2. What if my team doesn’t give me clear feedback?
Then you ask for it in a way that makes it easy for them. Don’t say, “Any feedback?” Say, “Can you give me one thing to improve on my presentations?” or “Is there anything I’m doing that’s slowing the team down?” Concrete questions force concrete answers. If they still give nothing, watch what they compliment or criticize in others. That’s your roadmap.
3. How much should I really be reading during these first 10 days?

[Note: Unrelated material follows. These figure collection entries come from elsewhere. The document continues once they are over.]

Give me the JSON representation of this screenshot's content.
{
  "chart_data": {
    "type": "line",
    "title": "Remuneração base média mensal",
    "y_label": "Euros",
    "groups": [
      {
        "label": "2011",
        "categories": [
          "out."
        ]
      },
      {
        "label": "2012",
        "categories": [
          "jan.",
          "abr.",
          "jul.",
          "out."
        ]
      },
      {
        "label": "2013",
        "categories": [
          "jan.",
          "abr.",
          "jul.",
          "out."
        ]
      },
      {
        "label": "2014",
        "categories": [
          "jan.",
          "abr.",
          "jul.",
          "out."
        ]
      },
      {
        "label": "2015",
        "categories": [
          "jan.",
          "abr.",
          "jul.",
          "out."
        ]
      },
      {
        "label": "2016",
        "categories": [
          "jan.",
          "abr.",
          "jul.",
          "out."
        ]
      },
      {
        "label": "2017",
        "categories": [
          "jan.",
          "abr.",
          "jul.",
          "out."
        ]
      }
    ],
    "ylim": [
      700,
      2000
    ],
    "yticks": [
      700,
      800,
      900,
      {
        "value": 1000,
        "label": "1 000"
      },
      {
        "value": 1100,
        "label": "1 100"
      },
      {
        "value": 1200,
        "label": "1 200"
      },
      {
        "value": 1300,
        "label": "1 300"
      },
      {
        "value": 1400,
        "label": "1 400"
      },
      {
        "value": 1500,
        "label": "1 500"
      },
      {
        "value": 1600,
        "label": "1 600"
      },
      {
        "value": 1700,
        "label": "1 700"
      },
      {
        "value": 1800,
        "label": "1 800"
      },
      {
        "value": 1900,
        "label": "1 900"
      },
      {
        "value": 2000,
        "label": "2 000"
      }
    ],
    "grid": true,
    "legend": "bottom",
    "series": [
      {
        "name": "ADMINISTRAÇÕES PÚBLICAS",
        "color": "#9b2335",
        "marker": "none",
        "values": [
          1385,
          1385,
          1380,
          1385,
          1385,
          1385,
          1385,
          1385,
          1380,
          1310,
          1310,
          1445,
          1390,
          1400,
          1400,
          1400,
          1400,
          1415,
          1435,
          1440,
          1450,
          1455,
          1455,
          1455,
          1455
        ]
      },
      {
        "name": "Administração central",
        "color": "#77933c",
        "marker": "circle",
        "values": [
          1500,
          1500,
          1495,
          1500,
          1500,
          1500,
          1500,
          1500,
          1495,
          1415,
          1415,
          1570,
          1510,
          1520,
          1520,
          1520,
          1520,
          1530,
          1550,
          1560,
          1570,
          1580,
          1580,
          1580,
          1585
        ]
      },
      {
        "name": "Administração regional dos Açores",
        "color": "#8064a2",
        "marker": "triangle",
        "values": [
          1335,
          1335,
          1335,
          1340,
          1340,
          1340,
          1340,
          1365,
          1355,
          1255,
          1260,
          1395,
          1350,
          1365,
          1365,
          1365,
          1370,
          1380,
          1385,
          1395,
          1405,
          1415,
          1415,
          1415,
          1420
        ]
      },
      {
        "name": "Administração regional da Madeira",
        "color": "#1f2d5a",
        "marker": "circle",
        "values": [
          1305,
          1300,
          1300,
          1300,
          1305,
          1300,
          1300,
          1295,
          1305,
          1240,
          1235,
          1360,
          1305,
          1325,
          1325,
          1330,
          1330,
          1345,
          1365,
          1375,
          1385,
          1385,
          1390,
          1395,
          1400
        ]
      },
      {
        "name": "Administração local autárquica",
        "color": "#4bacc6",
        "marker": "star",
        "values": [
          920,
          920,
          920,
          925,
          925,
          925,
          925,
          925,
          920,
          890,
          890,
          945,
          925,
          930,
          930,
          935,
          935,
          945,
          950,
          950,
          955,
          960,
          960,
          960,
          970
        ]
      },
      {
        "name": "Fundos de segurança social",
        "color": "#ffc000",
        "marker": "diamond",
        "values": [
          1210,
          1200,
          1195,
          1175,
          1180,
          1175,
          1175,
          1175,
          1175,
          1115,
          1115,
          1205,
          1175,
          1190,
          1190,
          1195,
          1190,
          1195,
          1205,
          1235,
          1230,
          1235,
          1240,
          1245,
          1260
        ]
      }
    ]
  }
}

More than zero, less than you think. If you’re trying to read 2 hours a night, you’ll burn out and forget half of it. Aim for 20–30 focused minutes on weekdays, 45–60 on one weekend day. Always tied to active patients. “My patient has decompensated cirrhosis” → Read decompensated cirrhosis. That’s how the information sticks and actually shows up in your plans on rounds.
Key points:
- By Day 3–4 you should have a repeatable pre-rounding and presentation routine.
- By Day 7 you should be reliably useful: tracking tasks, following results, suggesting basic plans.
- By Day 10 you should be using targeted feedback and focused reading to level up, not just trying to “survive” the rotation.